You may be blind but you shall still see

The letter in the block quote appeared in the Providence Journal today, Tuesday the 27th of May, 2008.

Mr. Dorian has written a very interesting letter in which he discovers his own latent racism. That’s the thing about we humans. For some reason we automatically fear those whom we don’t know, or at least some do.

I’ve re-edited this because I had such an incident today. I was carrying groceries home from the supermarket (It’s less than a mile away) but a young Latino guy asked if I needed any help. I thanked him and told him I only had a short way to go. He was very polite too. It restores my faith in humanity when things like this happen.

But the message that one should never judge a book simply by it’s cover sunk in fairly early with me. It honestly doesn’t phase me what color your skin is, what really matters to me is that you’re a decent person. Luckily Mr. Dorian has found this out. I really don’t have much else to say because Dorian has written an account that should re-affirm ones faith in humanity.

Edward Oscar Dorian: Losing my blindness

01:00 AM EDT on Tuesday, May 27, 2008

The other week I had an accident that caused me to discover something about “those people” in Kennedy Plaza and, more significantly, to learn a great deal about myself.

After many years away, I’ve recently returned to my native Rhode Island, where in the 1930s and ’40s, when I was a boy, the small, formal, park-like area then in front of City Hall in downtown Providence was seldom used.

Wow, what a change! I, now forced — because of diminished eyesight— to use bus transportation, found the crowded Kennedy Plaza area alien, bewildering and, to be honest, frightening. That is, until the other week when, while hurrying across the plaza, scrupulously avoiding contact with those “threatening” groups of fellows in weird clothes, loud language and of different skin color, I fell!

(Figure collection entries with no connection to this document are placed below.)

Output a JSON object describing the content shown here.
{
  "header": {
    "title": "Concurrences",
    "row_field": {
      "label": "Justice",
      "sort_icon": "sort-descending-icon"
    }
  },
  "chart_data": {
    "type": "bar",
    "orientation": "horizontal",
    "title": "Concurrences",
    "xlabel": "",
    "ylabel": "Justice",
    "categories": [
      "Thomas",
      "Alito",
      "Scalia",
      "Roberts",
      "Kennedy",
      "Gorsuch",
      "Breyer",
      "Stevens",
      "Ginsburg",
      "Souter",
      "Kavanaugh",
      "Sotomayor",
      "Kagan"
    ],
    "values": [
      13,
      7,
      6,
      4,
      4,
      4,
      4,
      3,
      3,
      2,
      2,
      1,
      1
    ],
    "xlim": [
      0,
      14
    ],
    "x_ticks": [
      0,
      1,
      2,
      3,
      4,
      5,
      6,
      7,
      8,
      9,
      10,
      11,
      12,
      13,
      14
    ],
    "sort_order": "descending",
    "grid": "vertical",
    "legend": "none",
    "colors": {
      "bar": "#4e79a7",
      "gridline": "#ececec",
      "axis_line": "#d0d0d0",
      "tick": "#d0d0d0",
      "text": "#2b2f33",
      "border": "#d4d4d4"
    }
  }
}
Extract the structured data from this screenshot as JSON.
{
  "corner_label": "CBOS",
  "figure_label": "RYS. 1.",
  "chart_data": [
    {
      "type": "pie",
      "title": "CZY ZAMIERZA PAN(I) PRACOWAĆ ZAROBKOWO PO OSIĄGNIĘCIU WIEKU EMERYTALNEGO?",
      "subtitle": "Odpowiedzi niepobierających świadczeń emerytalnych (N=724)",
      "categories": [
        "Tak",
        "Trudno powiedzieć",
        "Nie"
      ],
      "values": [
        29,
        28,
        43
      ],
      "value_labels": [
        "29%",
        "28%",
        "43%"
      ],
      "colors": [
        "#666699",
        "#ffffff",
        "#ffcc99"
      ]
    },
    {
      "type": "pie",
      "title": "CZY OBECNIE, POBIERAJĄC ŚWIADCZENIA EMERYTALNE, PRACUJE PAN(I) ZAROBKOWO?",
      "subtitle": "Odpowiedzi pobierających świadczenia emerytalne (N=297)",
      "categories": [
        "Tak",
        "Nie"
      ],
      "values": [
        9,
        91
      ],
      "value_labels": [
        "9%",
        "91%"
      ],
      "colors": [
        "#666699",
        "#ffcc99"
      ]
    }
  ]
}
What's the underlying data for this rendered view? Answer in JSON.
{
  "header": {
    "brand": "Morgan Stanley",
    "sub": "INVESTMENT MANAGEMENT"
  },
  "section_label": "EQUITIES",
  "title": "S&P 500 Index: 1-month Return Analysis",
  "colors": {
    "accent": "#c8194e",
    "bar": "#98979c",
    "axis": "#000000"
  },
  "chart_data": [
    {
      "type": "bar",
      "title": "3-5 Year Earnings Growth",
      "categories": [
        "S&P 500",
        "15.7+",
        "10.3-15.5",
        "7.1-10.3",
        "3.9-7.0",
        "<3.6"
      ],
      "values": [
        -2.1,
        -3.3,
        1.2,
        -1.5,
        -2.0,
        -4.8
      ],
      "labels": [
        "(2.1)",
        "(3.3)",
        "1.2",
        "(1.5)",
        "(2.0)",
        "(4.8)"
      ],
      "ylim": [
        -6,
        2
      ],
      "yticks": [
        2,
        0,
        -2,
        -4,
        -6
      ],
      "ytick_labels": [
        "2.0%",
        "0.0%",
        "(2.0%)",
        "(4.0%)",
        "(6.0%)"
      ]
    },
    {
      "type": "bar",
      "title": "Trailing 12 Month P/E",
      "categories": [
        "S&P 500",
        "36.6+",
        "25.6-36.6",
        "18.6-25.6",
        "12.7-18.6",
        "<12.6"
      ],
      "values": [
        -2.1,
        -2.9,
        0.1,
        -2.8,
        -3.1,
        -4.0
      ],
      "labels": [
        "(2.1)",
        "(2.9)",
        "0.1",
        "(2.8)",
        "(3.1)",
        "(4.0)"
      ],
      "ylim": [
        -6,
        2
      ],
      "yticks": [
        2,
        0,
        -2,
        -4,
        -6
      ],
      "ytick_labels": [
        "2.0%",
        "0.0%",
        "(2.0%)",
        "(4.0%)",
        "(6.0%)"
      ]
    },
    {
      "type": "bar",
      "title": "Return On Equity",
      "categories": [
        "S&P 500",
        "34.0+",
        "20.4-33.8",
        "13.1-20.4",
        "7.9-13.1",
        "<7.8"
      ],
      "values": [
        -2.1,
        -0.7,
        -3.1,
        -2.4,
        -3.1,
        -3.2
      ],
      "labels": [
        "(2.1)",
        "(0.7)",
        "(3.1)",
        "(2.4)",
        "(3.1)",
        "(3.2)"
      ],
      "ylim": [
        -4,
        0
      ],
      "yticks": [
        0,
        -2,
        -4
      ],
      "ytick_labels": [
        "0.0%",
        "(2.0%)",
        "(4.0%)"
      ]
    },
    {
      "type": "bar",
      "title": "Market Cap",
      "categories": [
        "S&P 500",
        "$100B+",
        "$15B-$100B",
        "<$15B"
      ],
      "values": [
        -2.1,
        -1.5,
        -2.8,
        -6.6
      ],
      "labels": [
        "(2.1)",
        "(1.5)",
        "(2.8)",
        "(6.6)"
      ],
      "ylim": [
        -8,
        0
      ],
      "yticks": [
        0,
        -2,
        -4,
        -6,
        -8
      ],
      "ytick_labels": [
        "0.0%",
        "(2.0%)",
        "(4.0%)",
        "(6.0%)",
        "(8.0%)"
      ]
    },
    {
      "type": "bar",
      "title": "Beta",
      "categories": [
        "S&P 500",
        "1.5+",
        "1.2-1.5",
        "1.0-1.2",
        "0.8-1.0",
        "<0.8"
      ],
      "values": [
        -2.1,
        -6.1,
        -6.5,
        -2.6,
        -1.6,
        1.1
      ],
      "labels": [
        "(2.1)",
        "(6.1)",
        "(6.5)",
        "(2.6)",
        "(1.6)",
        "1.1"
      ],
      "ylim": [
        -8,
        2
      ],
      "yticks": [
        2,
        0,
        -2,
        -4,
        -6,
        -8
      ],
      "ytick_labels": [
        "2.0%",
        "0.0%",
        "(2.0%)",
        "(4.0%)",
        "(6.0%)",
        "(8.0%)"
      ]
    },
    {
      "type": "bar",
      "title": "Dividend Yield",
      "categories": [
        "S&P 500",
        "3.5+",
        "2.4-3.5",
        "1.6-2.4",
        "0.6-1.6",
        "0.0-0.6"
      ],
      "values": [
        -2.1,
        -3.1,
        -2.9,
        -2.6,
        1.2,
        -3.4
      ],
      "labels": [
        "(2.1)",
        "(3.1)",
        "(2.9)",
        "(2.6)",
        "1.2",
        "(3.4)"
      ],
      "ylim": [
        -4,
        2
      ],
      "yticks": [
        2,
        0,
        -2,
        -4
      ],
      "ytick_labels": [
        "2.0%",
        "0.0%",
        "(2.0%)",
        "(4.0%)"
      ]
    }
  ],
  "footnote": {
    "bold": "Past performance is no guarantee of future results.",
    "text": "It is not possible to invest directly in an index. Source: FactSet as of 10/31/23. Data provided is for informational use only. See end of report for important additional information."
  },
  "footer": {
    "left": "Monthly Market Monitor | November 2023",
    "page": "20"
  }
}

Instantly I was surrounded, and dark arms reached down offering help. I instinctively refused, but age and pain made rising difficult. Ignoring my repeated, rude refusals, the fellows gently lifted me, all the while expressing genuine concern. One fellow retrieved my glasses and, instead of handing them to me, carefully fitted them to my head. Another attentively recovered and returned my briefcase and its spilled contents. Expressing inadequate gratitude, I hobbled away; they called after me several times, “Are you sure you’re okay?”

Only later did I realize that I had not been okay for a long time. Based on little more than clothing and color, I had been stupidly judgmental. Obviously, more than my eyesight had been faulty. My ugly stereotypes had blinded me to the inherent caring, generosity and courtesy in others.

The fall I took in Kennedy Plaza the other week was a valuable learning experience I shall never forget, and for which I’m grateful.